Fundraising is a non-negotiable for all nonprofits.
All nonprofits need to raise funds in order to survive and thrive, regardless of their size. From multi-million dollar organizations to small community charities – fundraising is inevitable.
So, by default, fundraisers are too.
But, there just aren’t enough fundraisers to go around. There is a bigger demand for great, professional fundraisers today among nonprofits.
When you think about it… What nonprofit organization is not either planning a fundraising campaign, going into a fundraising campaign, or already in the middle of one?
Hiring professional fundraisers and keeping them on the job is a challenge most nonprofit leaders face.
And competition for the best is intense. Research shows that fundraising consultants often stay on the job less than two years; with many eventually lured away by competing organizations.
In this article, we will share key insights and tips to help you hire better, and retain great, professional fundraisers.
At large nonprofits, there might be a whole team of fundraisers, all reporting to a development director, while at mid-sized nonprofits, a development manager may be one of only a few fundraisers at the organization.
At small nonprofits, it’s common for one employee – likely the executive director – to be the organization’s sole fundraiser.
Whatever your situation is, take stock. Take a good look around.
The answer to those questions will give your nonprofit a sense of what type of fundraiser you should be looking to hire.
For small organizations, chances are the fundraising position will be that of a more ‘generalist’ type of role. These ‘generalist’ fundraisers are often in charge of a mix of activities such as events, major gifts, grant writing, marketing, and communications.
Many differentiate between a fundraiser and a development director. The first one works to bring in the money an organization needs to carry out its programs. The development director’s primary responsibility, however, is to oversee fundraising, rather than to actually raise money.
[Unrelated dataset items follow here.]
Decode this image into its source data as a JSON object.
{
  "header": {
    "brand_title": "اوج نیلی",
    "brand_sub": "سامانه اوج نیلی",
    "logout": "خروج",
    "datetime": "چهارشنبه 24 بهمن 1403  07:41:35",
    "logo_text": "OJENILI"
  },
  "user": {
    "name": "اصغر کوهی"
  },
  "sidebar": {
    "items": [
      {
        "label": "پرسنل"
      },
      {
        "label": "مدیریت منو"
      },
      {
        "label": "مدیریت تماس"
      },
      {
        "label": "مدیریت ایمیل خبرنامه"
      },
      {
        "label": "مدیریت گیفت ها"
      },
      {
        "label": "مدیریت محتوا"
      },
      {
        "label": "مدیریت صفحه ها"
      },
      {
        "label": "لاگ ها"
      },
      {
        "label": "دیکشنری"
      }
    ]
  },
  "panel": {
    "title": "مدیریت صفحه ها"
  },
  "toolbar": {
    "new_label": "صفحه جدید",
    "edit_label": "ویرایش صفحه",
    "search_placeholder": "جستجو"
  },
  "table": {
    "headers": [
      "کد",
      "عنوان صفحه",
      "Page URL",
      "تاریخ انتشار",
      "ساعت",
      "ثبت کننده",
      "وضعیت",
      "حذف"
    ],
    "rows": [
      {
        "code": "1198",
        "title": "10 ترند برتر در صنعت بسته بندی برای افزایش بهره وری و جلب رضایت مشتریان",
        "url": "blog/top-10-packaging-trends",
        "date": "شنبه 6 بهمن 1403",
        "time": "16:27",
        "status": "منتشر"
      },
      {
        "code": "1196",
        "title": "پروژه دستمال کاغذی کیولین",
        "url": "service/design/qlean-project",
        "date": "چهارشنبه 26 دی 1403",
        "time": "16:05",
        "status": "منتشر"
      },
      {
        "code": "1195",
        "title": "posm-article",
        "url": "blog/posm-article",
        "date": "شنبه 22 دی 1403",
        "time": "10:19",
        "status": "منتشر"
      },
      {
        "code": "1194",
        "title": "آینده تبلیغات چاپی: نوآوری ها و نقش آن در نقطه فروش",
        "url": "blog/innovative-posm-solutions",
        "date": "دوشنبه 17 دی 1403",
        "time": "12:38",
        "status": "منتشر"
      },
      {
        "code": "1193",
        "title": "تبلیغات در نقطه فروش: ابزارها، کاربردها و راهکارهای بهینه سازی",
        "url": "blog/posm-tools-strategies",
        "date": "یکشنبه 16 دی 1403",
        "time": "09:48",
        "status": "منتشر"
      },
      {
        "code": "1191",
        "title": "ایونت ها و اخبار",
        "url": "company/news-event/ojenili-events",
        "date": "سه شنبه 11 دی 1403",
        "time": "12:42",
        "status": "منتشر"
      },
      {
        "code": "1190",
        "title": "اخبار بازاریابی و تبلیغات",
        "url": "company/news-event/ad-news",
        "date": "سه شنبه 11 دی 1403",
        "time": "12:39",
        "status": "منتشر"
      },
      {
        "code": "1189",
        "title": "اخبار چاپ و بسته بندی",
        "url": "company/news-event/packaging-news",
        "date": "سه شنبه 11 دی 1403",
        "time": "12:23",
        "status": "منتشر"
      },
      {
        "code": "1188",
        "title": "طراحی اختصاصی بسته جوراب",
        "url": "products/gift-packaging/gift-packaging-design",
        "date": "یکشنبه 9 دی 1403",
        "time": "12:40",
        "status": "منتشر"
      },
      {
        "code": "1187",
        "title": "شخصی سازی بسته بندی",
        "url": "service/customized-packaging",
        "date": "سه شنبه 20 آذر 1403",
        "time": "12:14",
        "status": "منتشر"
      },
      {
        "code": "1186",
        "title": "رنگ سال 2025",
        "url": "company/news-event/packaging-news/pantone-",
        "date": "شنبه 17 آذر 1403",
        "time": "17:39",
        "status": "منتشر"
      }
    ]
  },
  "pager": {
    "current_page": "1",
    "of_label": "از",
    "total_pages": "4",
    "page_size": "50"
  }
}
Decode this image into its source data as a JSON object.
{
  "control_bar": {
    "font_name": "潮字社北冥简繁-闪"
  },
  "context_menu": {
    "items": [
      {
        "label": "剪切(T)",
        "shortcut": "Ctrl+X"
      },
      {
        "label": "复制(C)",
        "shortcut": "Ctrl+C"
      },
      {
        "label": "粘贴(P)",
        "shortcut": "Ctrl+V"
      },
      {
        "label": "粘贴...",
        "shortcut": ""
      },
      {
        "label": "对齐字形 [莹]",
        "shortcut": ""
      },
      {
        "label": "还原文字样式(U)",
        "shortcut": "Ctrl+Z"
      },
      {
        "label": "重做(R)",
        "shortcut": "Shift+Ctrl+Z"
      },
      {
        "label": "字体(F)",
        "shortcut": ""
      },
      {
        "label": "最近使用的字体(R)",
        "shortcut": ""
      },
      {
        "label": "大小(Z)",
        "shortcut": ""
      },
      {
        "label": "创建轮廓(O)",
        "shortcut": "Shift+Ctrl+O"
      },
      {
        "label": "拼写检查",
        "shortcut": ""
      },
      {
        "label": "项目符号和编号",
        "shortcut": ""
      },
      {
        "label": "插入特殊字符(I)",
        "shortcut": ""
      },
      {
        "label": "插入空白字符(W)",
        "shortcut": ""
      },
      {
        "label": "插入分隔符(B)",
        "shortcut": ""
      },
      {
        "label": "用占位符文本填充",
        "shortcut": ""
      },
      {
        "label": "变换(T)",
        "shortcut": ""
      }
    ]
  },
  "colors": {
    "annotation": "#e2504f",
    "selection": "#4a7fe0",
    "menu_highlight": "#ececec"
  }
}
This person may write grants, research foundations, and corporations, and oversee or implement other fundraising strategies, but they work mostly behind the scenes, establishing a structure for effective fundraising.
To sum up, it’s essential to first get crystal clear on who and what exactly you’re looking for.
Pro tip: Here’s a great article shining a light on when to hire a development director.
Now that you know what you’re looking for when hiring, write it down. If you’re stuck, we list a few key qualities to look for when hiring a fundraiser further down in the article. Otherwise, you could look at examples of similar, respected organizations and their job listings.
Writing a clear and compelling job description will bring the right candidates through the door.
Your job description should clearly outline what you want the fundraiser to accomplish and also share more about your organizational culture.
Always be very upfront about what you can offer in terms of compensation and benefits, especially if it’s significantly less than the industry standard.
Incorporating routine tasks as well as big picture objectives into your job description will give candidates a sharper idea of their day-to-day experiences at your nonprofit.
Include specific information about how to apply and what materials should be submitted (e.g. resume, cover letter, references).
It also helps to come up with (if you don’t have one already) a rigorous recruitment process (including resume reviews and initial phone screenings) that develops a number of strong, talented, and competent candidates.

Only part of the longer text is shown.